In that case Dr Simon Sandler gave evidence that a spinal cord stimulator may be a viable option and might be used for improving chronic pain symptoms. Dr Osti gave evidence that a surgically implanted neuro-stimulator would have a realistic probability of helping both the back and leg pains. Professor Nigel Jones also gave evidence and explained that the indications for a spinal cord stimulator were tenuous and that there was insufficient clinical evidence to support the use of a spinal cord stimulator.
His Honour DPJ Crawley referred to Banjanovic and quoted the following passage:-
“…the reasonableness of the action of the working incurring the liability must be determined having regard to all the circumstances of the case. Although the test of reasonableness is essentially an object, a subjective element is involved. In deciding the reasonableness of his actions, the worker must be accepted as he is. What is to be determined is the reasonableness of the actions of particular worker having regard to his temperament, personal background, means of knowledge and professional advice. The worker is not obliged to elect the cheapest available treatment or the most confession. He must be allowed reasonable freedom of choice. Generally speaking, a worker who acts upon apparently reputable medical advice will be regarded as acting reasonably even though the advice turns out to be incompetent. But a worker who obstinately insists on undergoing diagnostic tests or unconventional treatment contrary to advice, or who opt for unnecessarily expensive method of obtaining diagnosis and treatment, is likely to be judged to have acted unreasonably. Each case must be decided upon his own circumstances and the test is the reasonableness of action particular worker incurring the expense in the circumstances”

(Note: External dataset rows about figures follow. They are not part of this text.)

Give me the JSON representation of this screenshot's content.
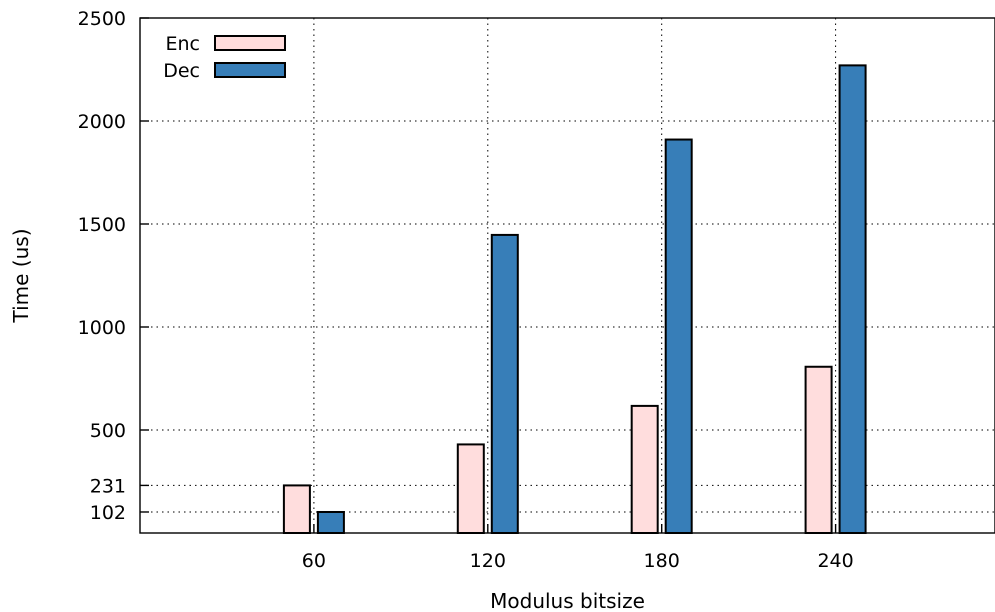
{
  "chart_data": {
    "type": "bar",
    "title": "",
    "xlabel": "Modulus bitsize",
    "ylabel": "Time (us)",
    "categories": [
      "60",
      "120",
      "180",
      "240"
    ],
    "x_range": [
      0,
      295
    ],
    "ylim": [
      0,
      2500
    ],
    "yticks": [
      102,
      231,
      500,
      1000,
      1500,
      2000,
      2500
    ],
    "grid": true,
    "legend_position": "top-left",
    "series": [
      {
        "name": "Enc",
        "color": "#ffdddd",
        "values": [
          231,
          430,
          617,
          807
        ]
      },
      {
        "name": "Dec",
        "color": "#377eb8",
        "values": [
          102,
          1447,
          1910,
          2270
        ]
      }
    ]
  }
}
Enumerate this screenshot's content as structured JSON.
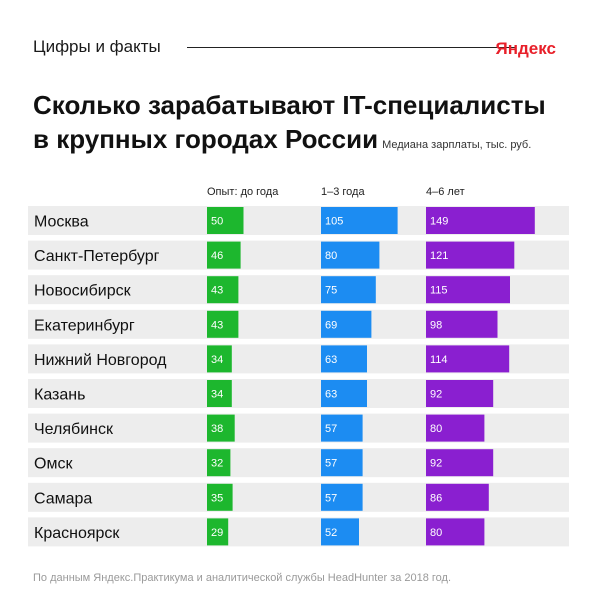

In that case the Tribunal held that the service was supported by reputable expert advice, the subjective circumstances of the worker were relevant (but not decisive), and that the worker should be permitted a reasonable freedom of choice.
As the treatment was supported by two reputable experts the Tribunal found the cost of the service incurred by the Applicant was reasonable and in consequence of a work injury.